I would try a clean re-install on a new drive - if there is no new bios updates. Also, I had a problem with a home built pc a few months ago, which had an Asus motherboard. Cloned the mechanical hard drive to a new SSD, worked fine for a few weeks then stopped booting. Would only boot from the mechanical drive, didn't matter what settings were used. I did a new clone from the SSD and set the boot to GPT, instead of MBR, and this worked!! This might be worth a try.
 
This thread rang a bell. After doing a search I came across a solution post which I'm pretty sure was posted on here as well. Sounds odd, but some claim it works. Second to last post in the thread.

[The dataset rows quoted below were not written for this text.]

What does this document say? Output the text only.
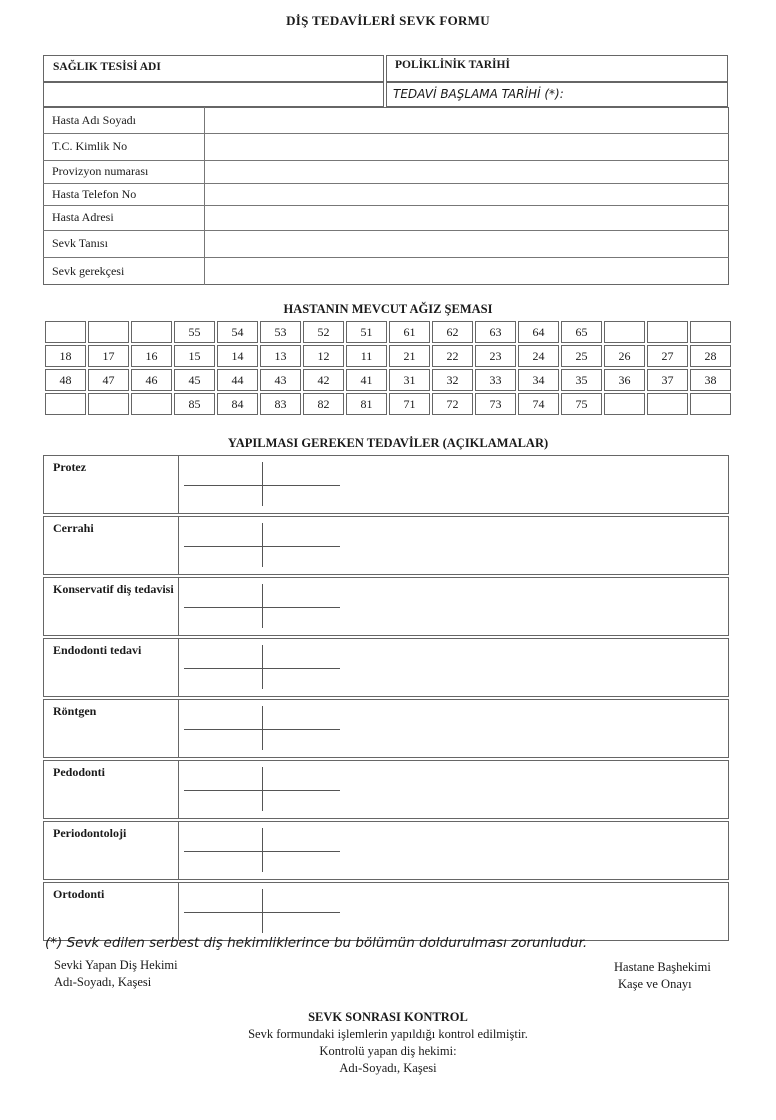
DİŞ TEDAVİLERİ SEVK FORMU
SAĞLIK TESİSİ ADI	POLİKLİNİK TARİHİ
TEDAVİ BAŞLAMA TARİHİ (*):
Hasta Adı Soyadı
T.C. Kimlik No
Provizyon numarası
Hasta Telefon No
Hasta Adresi
Sevk Tanısı
Sevk gerekçesi
HASTANIN MEVCUT AĞIZ ŞEMASI
			55	54	53	52	51	61	62	63	64	65			
18	17	16	15	14	13	12	11	21	22	23	24	25	26	27	28
48	47	46	45	44	43	42	41	31	32	33	34	35	36	37	38
			85	84	83	82	81	71	72	73	74	75			
YAPILMASI GEREKEN TEDAVİLER (AÇIKLAMALAR)
Protez
Cerrahi
Konservatif diş tedavisi
Endodonti tedavi
Röntgen
Pedodonti
Periodontoloji
Ortodonti
(*) Sevk edilen serbest diş hekimliklerince bu bölümün doldurulması zorunludur.
Sevki Yapan Diş Hekimi
Adı-Soyadı, Kaşesi
Hastane Başhekimi
Kaşe ve Onayı
SEVK SONRASI KONTROL
Sevk formundaki işlemlerin yapıldığı kontrol edilmiştir.
Kontrolü yapan diş hekimi:
Adı-Soyadı, Kaşesi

http://h30434.www3.hp.com/t5/Deskto...nable-to-resolve-a-boot-failures/td-p/3931332
Thanks Mark, that was actually the first thing i tried. I did the "pull the drive in and out 10-20 times" trick twice and it didn't help either time. I also tried reseating the sata cables, no luck. So odd that resetting the bios to default works each time, but of course that's not a solution. I'm going to try a clean install next on a known good drive.
 
Just an update - a new drive and a fresh install fixed it. Anybody have any idea why resetting bios to default on each boot would have worked to load a failing drive or a messed up Windows install?
 
This is a weird one. Maybe it's the way the UEFI handles the initialization process. When the BIOS or UEFI are initialized they check for stable power, video, the various buses etc and then look for a partition to boot. Then the BIOS looks at the first sector of the HDD for the code to execute while the UEFI reads a file stored on a small system partition on the system drive. Perhaps there was corruption in that partition or a virus that only effects the boot process and not Win 10. After the reset it gets cleared for some reason.

Who knows. I'm just grasping at straws. At least you fixed it and can get paid.